At the gym I worried about my blood glucose while I was spinning because it was such a difficult workout, so I checked my bg half a dozen times during the hour-long class, drank some juice, had a PowerBar, and kept my eye on the bottle of Powerade that I would open if I started to go low.
I was pushing myself, and pushing hard during exercise — really hard — means some of my physical reactions can be similar to that of a low blood glucose coming on. Except I was loving the exercise quote-unquote pain, the high heart rate, the endorphin rush.
Except this caused me to instantly worry about the post-workout blood glucose levels. Have I pushed too hard? Should I have a beer afterwards? I don’t know. But I want the beer. This was a tough class. I’m having the beer.
I’m going to be vigilant about monitoring my blood glucose while at the bar.
I’m driving to the bar and making a mental note of everything I need to remember to take into the bar. It’s cold out, but not that cold, so I’m considering just wearing my fleece and not taking the larger, many-pocketed outer coat, in the pockets of which are extra carbs and a test kit. No, wait. The test kit is in my trunk, in my gym bag. And my insulin pump is in my work bag because I took it off before I went to the gym. I need to remember that, too: Get The Pump!
Since I don’t want to wear my outer coat, I’m going to have to carry everything into the bar, but I don’t have pockets now, or rather, the pockets I have are in filled with my iPhone, wallet, and soon the insulin pump, then keys.
See this? Diabetes, living with: it is a tough life!
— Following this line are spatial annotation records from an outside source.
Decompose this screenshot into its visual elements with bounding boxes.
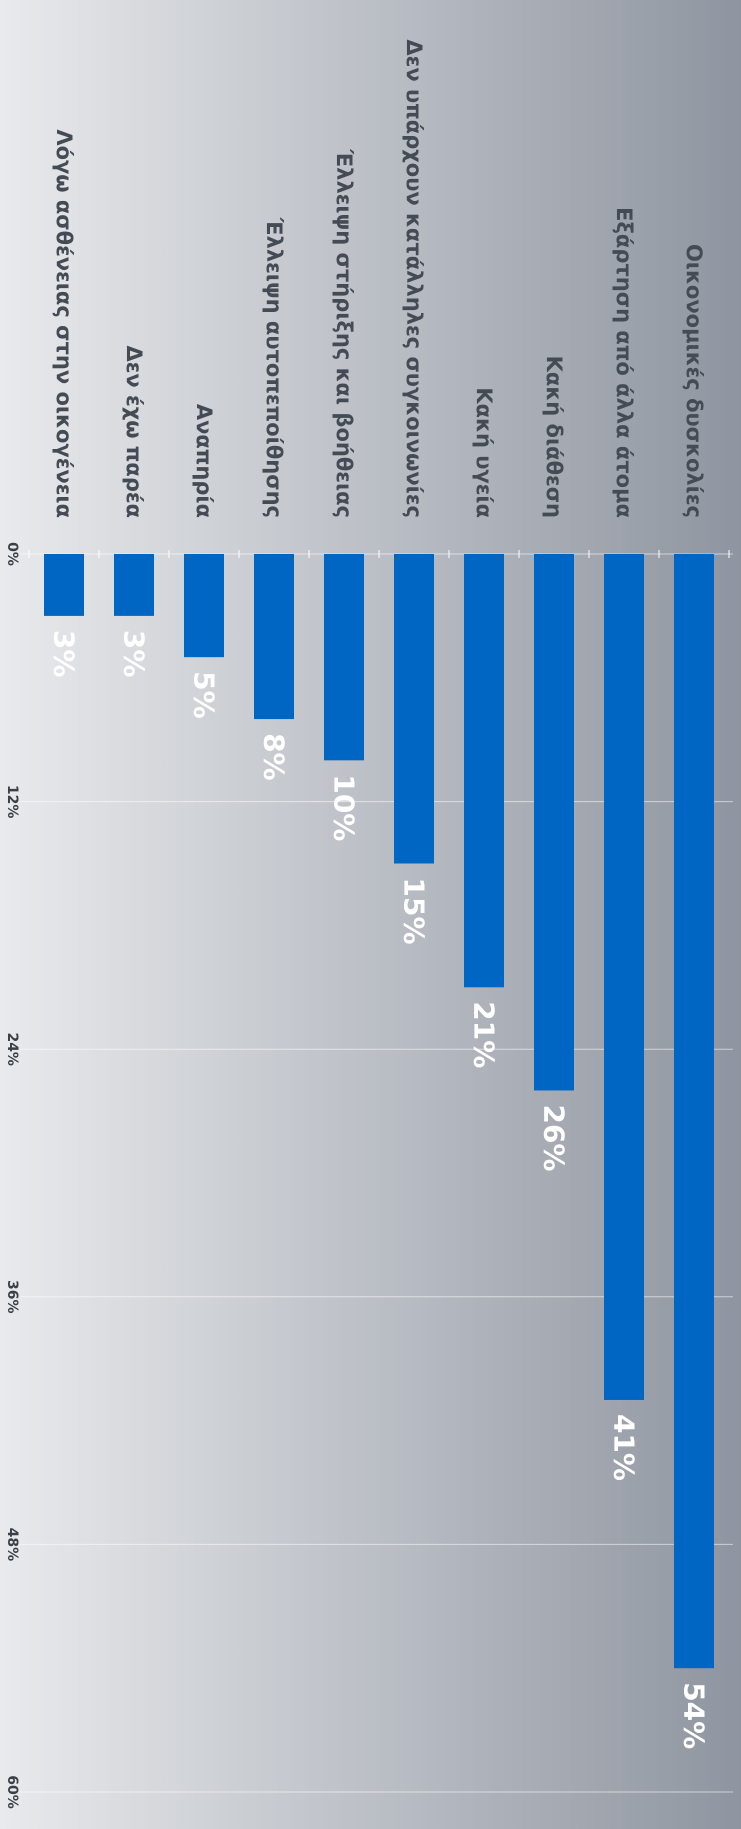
category-label: Λόγω ασθένειας στην οικογένεια xyxy=(52,129,76,518)
category-label: Αναπηρία xyxy=(192,404,216,518)
tick-label: 48% xyxy=(4,1528,20,1562)
value-label: 3% xyxy=(48,630,81,678)
bar xyxy=(254,554,294,720)
category-label: Κακή διάθεση xyxy=(542,356,566,518)
value-label: 21% xyxy=(468,1001,501,1068)
category-label: Δεν έχω παρέα xyxy=(122,345,146,518)
value-label: 41% xyxy=(608,1414,641,1481)
category-label: Έλλειψη αυτοπεποίθησης xyxy=(262,217,286,518)
category-label: Έλλειψη στήριξης και βοήθειας xyxy=(332,148,356,518)
value-label: 54% xyxy=(678,1682,711,1749)
category-label: Δεν υπάρχουν κατάλληλες συγκοινωνίες xyxy=(402,39,426,518)
bar xyxy=(604,554,644,1400)
bar xyxy=(44,554,84,616)
bar xyxy=(394,554,434,864)
tick-label: 60% xyxy=(4,1775,20,1809)
category-label: Κακή υγεία xyxy=(472,387,496,518)
chart-plot: 0% 12% 24% 36% 48% 60% 54% Οικονομικές δυσκολίε… xyxy=(4,39,733,1809)
category-label: Εξάρτηση από άλλα άτομα xyxy=(612,207,636,518)
tick-label: 36% xyxy=(4,1280,20,1314)
value-label: 15% xyxy=(398,878,431,945)
tick-label: 24% xyxy=(4,1032,20,1066)
value-label: 3% xyxy=(118,630,151,678)
category-label: Οικονομικές δυσκολίες xyxy=(682,244,706,518)
value-label: 10% xyxy=(328,774,361,841)
bar xyxy=(114,554,154,616)
value-label: 26% xyxy=(538,1104,571,1171)
tick-label: 0% xyxy=(4,542,20,566)
value-label: 5% xyxy=(188,671,221,719)
bar xyxy=(674,554,714,1669)
value-label: 8% xyxy=(258,733,291,781)
bar xyxy=(184,554,224,658)
bar xyxy=(464,554,504,988)
bar xyxy=(324,554,364,761)
bar xyxy=(534,554,574,1091)
tick-label: 12% xyxy=(4,785,20,819)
Oh, then at the bar, the noise, and I’m sitting there wondering if I should check my blood glucose, all the while feeling somewhat incapacitated, which can happen, easily, when I have too many things going through my head: (1) cancel the plans with friends because of the noise; e-mail e-mail e-mail and hope they see it before they head out the door; (2) drink some of the beer now in front of me, which I already ordered before the band started playing and I realized it was too noisy, and I don’t want the beer, but I can’t leave a full beer, and I can’t be a jerk and complain to the barkeep about the band noise; (3) check my blood glucose, because I’m feeling odd now and it may be any number of factors: (a) post-workout reaction, (b) awkward alone-at-the-bar feeling, (c) anxiety about what to do next, (d) I really am going low, (e) I’m hungry because it’s now 7:30 and I haven’t eaten since lunch; (4) text my wife to ask if she wants anything when I leave the bar and head home, since she’s been sick all day; (5) figure out what I’m going to do for dinner because I’m not going to have the bar’s delicious chicken quesidilla, which I was craving.
In the back of my mind it’s diabetes. This whole time, diabetes. Blood glucose worries. Worried about precipitously dropping to a severe low. Yes, true, I have no precedent for the worries I’m accumulating, but I also haven’t worked out that hard in a while, so how would my body react?
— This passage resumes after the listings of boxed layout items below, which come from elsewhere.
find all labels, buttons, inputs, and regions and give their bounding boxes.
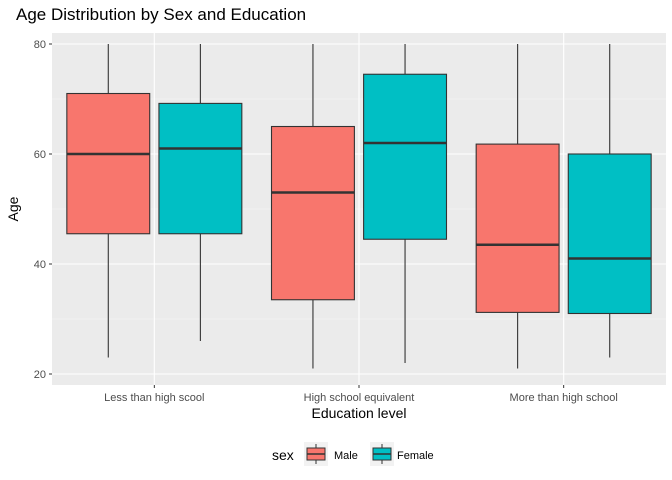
box-male-1 (270, 44, 355, 369)
major-gridlines (52, 33, 666, 385)
x-tick-label: Less than high scool (104, 392, 204, 404)
y-tick-label: 40 (34, 259, 46, 271)
box-female-2 (567, 44, 652, 358)
x-axis: Less than high scool High school equivale… (104, 385, 618, 404)
x-tick-label: More than high school (510, 392, 618, 404)
box-iqr (158, 102, 243, 235)
box-iqr (363, 73, 448, 240)
box-iqr (567, 153, 652, 315)
legend-key-male (304, 442, 328, 466)
box-male-0 (66, 44, 151, 358)
x-tick-label: High school equivalent (304, 392, 415, 404)
legend-title: sex (272, 447, 294, 463)
box-iqr (66, 92, 151, 235)
box-iqr (475, 143, 560, 313)
legend-label: Male (334, 450, 358, 462)
box-female-1 (363, 44, 448, 363)
y-axis-title: Age (5, 196, 21, 221)
box-group (66, 44, 652, 369)
y-tick-label: 80 (34, 39, 46, 51)
chart-title: Age Distribution by Sex and Education (16, 5, 306, 24)
legend-label: Female (397, 450, 434, 462)
legend: sex Male Female (272, 442, 434, 466)
box-male-2 (475, 44, 560, 369)
y-tick-label: 20 (34, 369, 46, 381)
y-axis: 20 40 60 80 (34, 39, 52, 381)
box-iqr (270, 125, 355, 301)
legend-key-female (370, 442, 394, 466)
x-axis-title: Education level (312, 405, 407, 421)
y-tick-label: 60 (34, 149, 46, 161)
box-female-0 (158, 44, 243, 341)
Which brings me around to the catalyst for this blog. I decided to try to cobble something together about the mountain/molehill thing when I was pouring a glass of water before bed: Can I ever find a block of time during which I don’t have worried thoughts about my illness? Will I ever be able to completely accept that I’m doing a good job managing my illness? Not feel guilty about living — trying to live — a normal existence (howsoever you want to define normal)?
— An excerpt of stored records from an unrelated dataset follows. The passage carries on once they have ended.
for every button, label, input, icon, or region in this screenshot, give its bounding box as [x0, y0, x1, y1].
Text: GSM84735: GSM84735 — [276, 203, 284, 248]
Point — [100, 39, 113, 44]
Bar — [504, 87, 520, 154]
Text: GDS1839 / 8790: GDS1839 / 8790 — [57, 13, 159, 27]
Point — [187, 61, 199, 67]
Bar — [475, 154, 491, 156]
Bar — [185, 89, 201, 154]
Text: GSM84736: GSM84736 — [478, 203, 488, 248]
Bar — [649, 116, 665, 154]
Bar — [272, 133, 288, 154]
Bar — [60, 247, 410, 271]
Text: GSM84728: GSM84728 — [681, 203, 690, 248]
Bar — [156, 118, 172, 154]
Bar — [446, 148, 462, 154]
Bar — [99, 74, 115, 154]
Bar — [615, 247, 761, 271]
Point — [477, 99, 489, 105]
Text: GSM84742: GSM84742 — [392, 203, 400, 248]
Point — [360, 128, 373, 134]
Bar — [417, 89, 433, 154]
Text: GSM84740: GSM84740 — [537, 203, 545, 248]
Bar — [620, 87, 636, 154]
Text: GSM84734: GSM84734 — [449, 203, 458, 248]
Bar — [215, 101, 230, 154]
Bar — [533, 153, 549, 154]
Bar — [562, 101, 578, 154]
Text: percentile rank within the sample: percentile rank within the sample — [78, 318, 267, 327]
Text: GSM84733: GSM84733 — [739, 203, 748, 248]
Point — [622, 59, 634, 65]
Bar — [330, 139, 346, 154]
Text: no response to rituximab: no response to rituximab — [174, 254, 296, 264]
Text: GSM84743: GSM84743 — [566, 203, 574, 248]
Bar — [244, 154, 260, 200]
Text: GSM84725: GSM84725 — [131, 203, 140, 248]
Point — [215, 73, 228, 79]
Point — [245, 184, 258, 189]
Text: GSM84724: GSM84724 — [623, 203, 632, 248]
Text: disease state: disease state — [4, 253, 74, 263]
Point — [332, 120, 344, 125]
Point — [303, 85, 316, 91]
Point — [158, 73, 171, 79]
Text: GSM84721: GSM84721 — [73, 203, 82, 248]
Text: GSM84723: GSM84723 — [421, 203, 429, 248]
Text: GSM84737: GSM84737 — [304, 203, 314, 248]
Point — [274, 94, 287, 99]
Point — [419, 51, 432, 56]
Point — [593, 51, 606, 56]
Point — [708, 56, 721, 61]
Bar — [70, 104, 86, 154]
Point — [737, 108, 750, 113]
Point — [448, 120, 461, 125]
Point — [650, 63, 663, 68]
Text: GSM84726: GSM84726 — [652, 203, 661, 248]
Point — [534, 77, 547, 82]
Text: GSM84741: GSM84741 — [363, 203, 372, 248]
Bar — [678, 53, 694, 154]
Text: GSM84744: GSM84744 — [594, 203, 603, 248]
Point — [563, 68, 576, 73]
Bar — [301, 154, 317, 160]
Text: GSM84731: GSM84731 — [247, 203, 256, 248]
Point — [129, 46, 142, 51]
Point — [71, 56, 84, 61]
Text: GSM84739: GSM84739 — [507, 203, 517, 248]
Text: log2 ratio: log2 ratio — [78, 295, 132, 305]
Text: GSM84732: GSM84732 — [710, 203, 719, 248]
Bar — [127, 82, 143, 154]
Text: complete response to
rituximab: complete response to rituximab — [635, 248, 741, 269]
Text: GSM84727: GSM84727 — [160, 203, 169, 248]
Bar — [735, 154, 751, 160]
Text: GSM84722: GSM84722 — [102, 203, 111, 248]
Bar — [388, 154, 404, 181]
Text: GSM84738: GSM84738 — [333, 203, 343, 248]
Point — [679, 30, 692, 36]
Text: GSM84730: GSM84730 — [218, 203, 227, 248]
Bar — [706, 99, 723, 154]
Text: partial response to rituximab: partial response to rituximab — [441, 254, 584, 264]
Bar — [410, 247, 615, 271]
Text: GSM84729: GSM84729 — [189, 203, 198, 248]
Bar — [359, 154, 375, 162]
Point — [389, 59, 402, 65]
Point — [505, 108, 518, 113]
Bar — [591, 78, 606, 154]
My mind sometimes — like last night — can do a great job turning my self-management attempts to one extreme or the other: either I’m going too far or not doing enough. Last night, the spinning, the exercise: maybe I’d gone too far, too much. I acted, at the gym (for the most part) as a person without diabetes. Pushing. Really pushing.
It seems, however, that this is part of the illness, and, at least for me, the type of issues I must learn to balance (learn, learn again, and then once more; repeat) for the remainder of my days.
Or keep having evenings like last night. If the molehills have to do with diabetes, can they ever really be molehills?
Hi, Type 1 Diabetes. You can really suck.